Alterations in hippocampal somatostatin interneurons, GABAergic metabolism, and ASL perfusion in an aged male mouse model of POCD aggravated by sleep fragmentation.

Abstract

Sleep fragmentation (SF) is increasingly recognized as a contributing factor to postoperative cognitive dysfunction (POCD). Given the critical roles of somatostatin (SST) interneurons, associated gamma-aminobutyric acid (GABA)ergic neurotransmitters, and hippocampal perfusion in sleep-related cognition, this study examined changes in these mechanisms in preoperative SF affecting POCD induced by anesthesia/surgery in aged male mice. The Morris water maze (MWM), novel object recognition (NOR), and Y maze tests were utilized to evaluate POCD. Arterial spin labeling (ASL) was employed to measure hippocampal regional cerebral blood flow (rCBF). Invitro assays quantified the levels of GABAergic metabolites-such as SST, neuropeptide Y (NPY), glutamic acid decarboxylase 1 (GAD1), vesicular GABA transporter (VGAT), and GABA and the distribution of SST interneurons in the hippocampus through enzyme-linked immunosorbent assay and immunofluorescence. Preoperative 24-h SF exacerbated anesthesia/surgery-induced spatial memory impairments observed in the MWM, NOR, and Y maze tests.

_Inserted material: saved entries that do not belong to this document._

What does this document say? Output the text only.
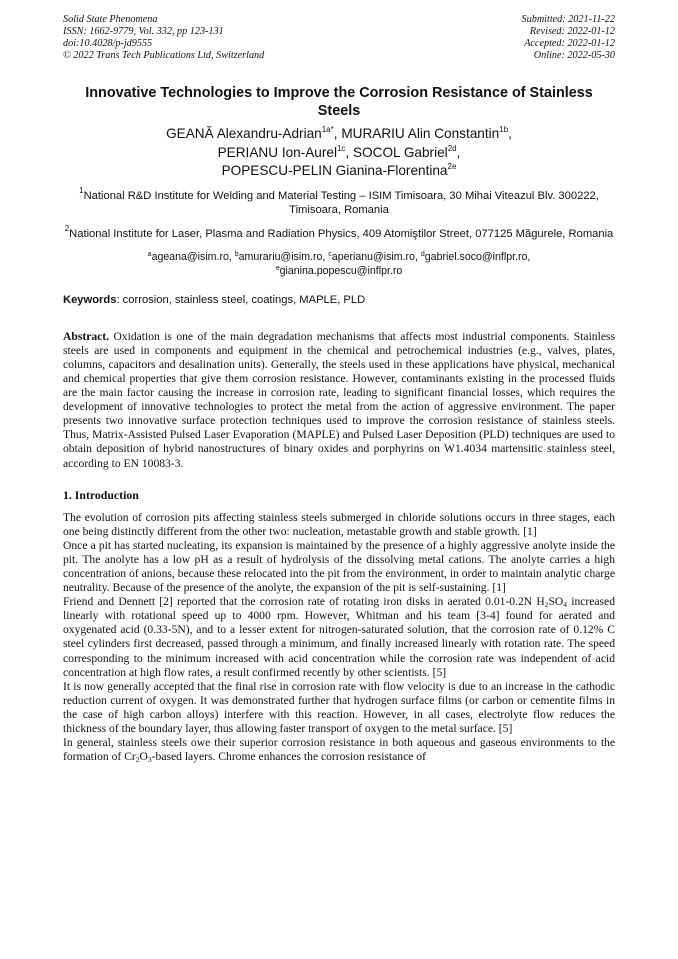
Solid State Phenomena
ISSN: 1662-9779, Vol. 332, pp 123-131
doi:10.4028/p-jd9555
© 2022 Trans Tech Publications Ltd, Switzerland
Submitted: 2021-11-22
Revised: 2022-01-12
Accepted: 2022-01-12
Online: 2022-05-30
Innovative Technologies to Improve the Corrosion Resistance of Stainless Steels
GEANĂ Alexandru-Adrian$^{1a*}$, MURARIU Alin Constantin$^{1b}$,
PERIANU Ion-Aurel$^{1c}$, SOCOL Gabriel$^{2d}$,
POPESCU-PELIN Gianina-Florentina$^{2e}$
$^1$National R&D Institute for Welding and Material Testing – ISIM Timisoara, 30 Mihai Viteazul Blv. 300222, Timisoara, Romania
$^2$National Institute for Laser, Plasma and Radiation Physics, 409 Atomiştilor Street, 077125 Măgurele, Romania
$^a$ageana@isim.ro, $^b$amurariu@isim.ro, $^c$aperianu@isim.ro, $^d$gabriel.soco@inflpr.ro,
$^e$gianina.popescu@inflpr.ro
Keywords: corrosion, stainless steel, coatings, MAPLE, PLD
Abstract. Oxidation is one of the main degradation mechanisms that affects most industrial components. Stainless steels are used in components and equipment in the chemical and petrochemical industries (e.g., valves, plates, columns, capacitors and desalination units). Generally, the steels used in these applications have physical, mechanical and chemical properties that give them corrosion resistance. However, contaminants existing in the processed fluids are the main factor causing the increase in corrosion rate, leading to significant financial losses, which requires the development of innovative technologies to protect the metal from the action of aggressive environment. The paper presents two innovative surface protection techniques used to improve the corrosion resistance of stainless steels. Thus, Matrix-Assisted Pulsed Laser Evaporation (MAPLE) and Pulsed Laser Deposition (PLD) techniques are used to obtain deposition of hybrid nanostructures of binary oxides and porphyrins on W1.4034 martensitic stainless steel, according to EN 10083-3.
1. Introduction
The evolution of corrosion pits affecting stainless steels submerged in chloride solutions occurs in three stages, each one being distinctly different from the other two: nucleation, metastable growth and stable growth. [1]
Once a pit has started nucleating, its expansion is maintained by the presence of a highly aggressive anolyte inside the pit. The anolyte has a low pH as a result of hydrolysis of the dissolving metal cations. The anolyte carries a high concentration of anions, because these relocated into the pit from the environment, in order to maintain analytic charge neutrality. Because of the presence of the anolyte, the expansion of the pit is self-sustaining. [1]
Friend and Dennett [2] reported that the corrosion rate of rotating iron disks in aerated 0.01-0.2N $H_2SO_4$ increased linearly with rotational speed up to 4000 rpm. However, Whitman and his team [3-4] found for aerated and oxygenated acid (0.33-5N), and to a lesser extent for nitrogen-saturated solution, that the corrosion rate of 0.12% C steel cylinders first decreased, passed through a minimum, and finally increased linearly with rotation rate. The speed corresponding to the minimum increased with acid concentration while the corrosion rate was independent of acid concentration at high flow rates, a result confirmed recently by other scientists. [5]
It is now generally accepted that the final rise in corrosion rate with flow velocity is due to an increase in the cathodic reduction current of oxygen. It was demonstrated further that hydrogen surface films (or carbon or cementite films in the case of high carbon alloys) interfere with this reaction. However, in all cases, electrolyte flow reduces the thickness of the boundary layer, thus allowing faster transport of oxygen to the metal surface. [5]
In general, stainless steels owe their superior corrosion resistance in both aqueous and gaseous environments to the formation of $Cr_2O_3$-based layers. Chrome enhances the corrosion resistance of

Preoperative 24-h SF significantly increased the number of SST interneurons in hippocampal CA1, elevated hippocampal levels of SST, NPY, GAD1, and GABA, and reduced the rCBF. Preoperative SF aggravated POCD in aged male mice, with an increased number of SST interneurons in hippocampal CA1, elevated hippocampal GABAergic metabolites, and a further reduction in rCBF.